Marie could say yes. She sang, danced and played the flute. She baked cookies and shared them with others. Her passion for justice showed in her tireless advocacy for children through CASA. She loved flowers, her namesake, and she loved being a sister. She delighted in the gift of life.

Her joy shone even through her cancer. At our first Future of Charity meeting after her diagnosis, she told us that although it was scary, it only deepened her sense of gratitude and awareness. When Marie found out that she had to get a chemo bag as part of one of her endless treatments, she "glammed it up" with glued-on jewels. Those close to her say she never complained throughout her illness. Her smile was bright until the end, radiating joy out of struggle. And so, Marie asks us: Are you living today well?

Hope

Knowing her earthly life was coming to a close, Marie planned her resurrection liturgy. Her sweet nephew proclaimed the first reading from Jeremiah 29: "For I know the plans I have for you, says the Lord, plans to prosper you and not to harm you, plans to give you a future full of hope."

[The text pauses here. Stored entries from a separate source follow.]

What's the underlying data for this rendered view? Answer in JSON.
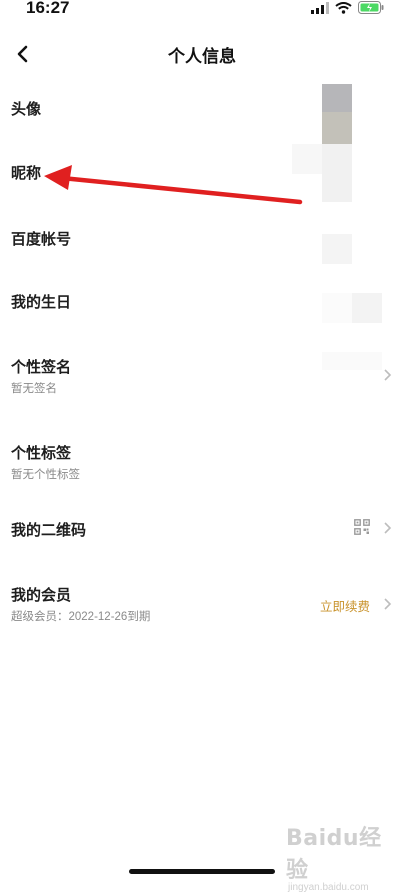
{
  "status_bar": {
    "time": "16:27"
  },
  "header": {
    "title": "个人信息"
  },
  "rows": [
    {
      "label": "头像"
    },
    {
      "label": "昵称"
    },
    {
      "label": "百度帐号"
    },
    {
      "label": "我的生日"
    },
    {
      "label": "个性签名",
      "sub": "暂无签名"
    },
    {
      "label": "个性标签",
      "sub": "暂无个性标签"
    },
    {
      "label": "我的二维码"
    },
    {
      "label": "我的会员",
      "sub": "超级会员：2022-12-26到期",
      "action": "立即续费"
    }
  ],
  "watermark": {
    "main": "Baidu经验",
    "sub": "jingyan.baidu.com"
  },
  "colors": {
    "action": "#c9932c",
    "annotation_arrow": "#e02020"
  },
  "icons": [
    "back-icon",
    "signal-icon",
    "wifi-icon",
    "battery-icon",
    "qr-code-icon",
    "chevron-right-icon"
  ]
}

Cancer had not been in Marie's plan, but her housemate Liz said she accepted it with grace.

"God must have a different plan for me," Marie had reflected. "It's a new plan — an adventure. I love adventure!" She never lost the sense of the expansive possibility found in God.

I saw Marie with a group of Future of Charity sisters two weeks before she died. We sat with her and some family and friends at the nursing home, telling stories and singing songs. She was tired but in good spirits.

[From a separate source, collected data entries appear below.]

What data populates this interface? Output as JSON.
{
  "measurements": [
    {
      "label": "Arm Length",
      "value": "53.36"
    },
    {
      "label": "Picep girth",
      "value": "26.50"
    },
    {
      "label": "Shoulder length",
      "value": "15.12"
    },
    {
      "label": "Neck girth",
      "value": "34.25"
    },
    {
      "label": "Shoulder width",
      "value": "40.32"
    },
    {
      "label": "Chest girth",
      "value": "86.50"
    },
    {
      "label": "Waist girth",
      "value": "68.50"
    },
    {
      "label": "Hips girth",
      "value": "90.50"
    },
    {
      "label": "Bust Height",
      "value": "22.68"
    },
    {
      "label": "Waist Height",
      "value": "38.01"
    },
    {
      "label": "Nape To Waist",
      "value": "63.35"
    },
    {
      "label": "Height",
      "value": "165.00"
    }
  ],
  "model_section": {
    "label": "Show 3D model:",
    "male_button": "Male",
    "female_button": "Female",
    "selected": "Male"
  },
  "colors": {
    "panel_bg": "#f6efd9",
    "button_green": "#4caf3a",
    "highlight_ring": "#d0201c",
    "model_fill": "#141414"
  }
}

To close the evening, we gathered around her and blessed her, and then she asked us to sing one of her favorite songs: "I send you out on a mission of love, and know that I am with you always, until the end of the world." She beamed as she sang, albeit weakly. She said that her mission was calling her somewhere unexpected, but she knew God was with her.

And so, she urges us: Trust in the future full of hope. God is with you.

______

At Marie's Resurrection Liturgy, they placed a statue of a leaping little girl in front of the altar. Marie's parents had given it to her as a child because it seemed to capture her spirit. Throughout the Mass, I cried, but more often, I found myself bursting with joy. I pictured Marie leaping, like that exuberant girl, into the arms of her God. I pictured her dancing around the heavens, singing like she did on silent retreat, arms lifted and smiling with her whole face.

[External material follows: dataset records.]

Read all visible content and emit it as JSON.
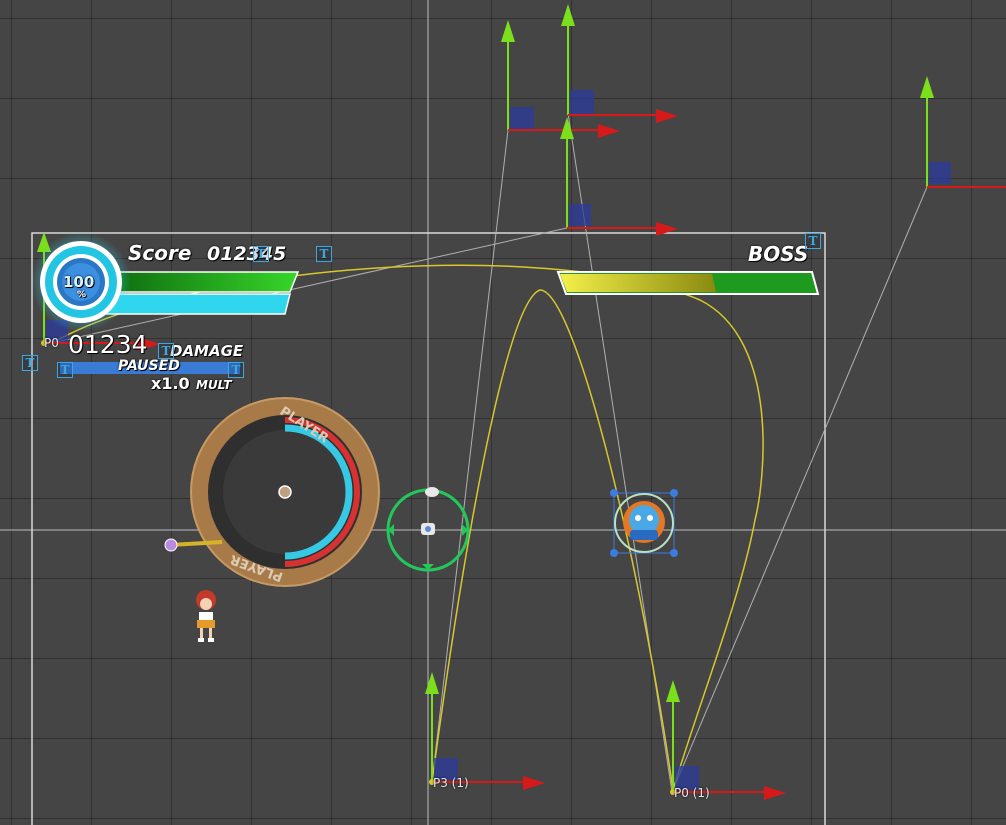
{
  "hud": {
    "health_percent_value": "100",
    "health_percent_unit": "%",
    "score_label": "Score",
    "score_value": "012345",
    "boss_label": "BOSS",
    "boss_health_fraction": 0.45,
    "damage_value": "01234",
    "damage_label": "DAMAGE",
    "paused_label": "PAUSED",
    "mult_value": "x1.0",
    "mult_label": "MULT",
    "player_ring_label_top": "PLAYER",
    "player_ring_label_bottom": "PLAYER"
  },
  "path_points": {
    "p0_label": "P0",
    "p3_label": "P3 (1)",
    "p0_1_label": "P0 (1)"
  },
  "icons": {
    "text_component": "T",
    "health_orb": "health-orb-icon",
    "boss_sprite": "boss-sprite-icon",
    "player_sprite": "player-character-icon",
    "drone": "drone-icon",
    "sword": "sword-icon"
  },
  "colors": {
    "scene_background": "#454545",
    "health_cyan": "#2fd6ee",
    "health_green": "#22bb22",
    "boss_yellow": "#d4d020",
    "boss_green": "#1e9a1e",
    "ring_brown": "#a87a47",
    "ring_cyan": "#35c9e4",
    "ring_red": "#d63232",
    "gizmo_green": "#7be01b",
    "gizmo_red": "#d61a1a",
    "gizmo_blue": "#2b3b9c",
    "path_yellow": "#d8c82a"
  }
}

Because of the way she lived, the transition into eternal life appeared seamless and natural. The sky was beautiful as we went to the cemetery to lay her to rest. The air felt limitless, boundary-less, and drenched in eternity. It was strange: Her body was in the coffin, but her Spirit was surely alive. She seemed to be everywhere, winking at us and urging us to celebrate instead of mourn. I felt a mystical certainty: Love triumphs over death.

In that powerful moment, I also knew, profoundly, that I was transformed and sent. Sobrino says that those of us who know the truth of Resurrection should, in turn, be "raisers." Marie was. Now, she has gone ahead, but her example propels us each on our own mission of love. In the midst of suffering, we can choose to be people of freedom, joy, and hope. Flower power!

[Tracy Kemme is a Sister of Charity of Cincinnati. Author of the blog Diary of a Sister-in-Training, Tracy is passionate about religious life. She currently studies theology at Xavier University and serves as bilingual pastoral minister at a local parish.]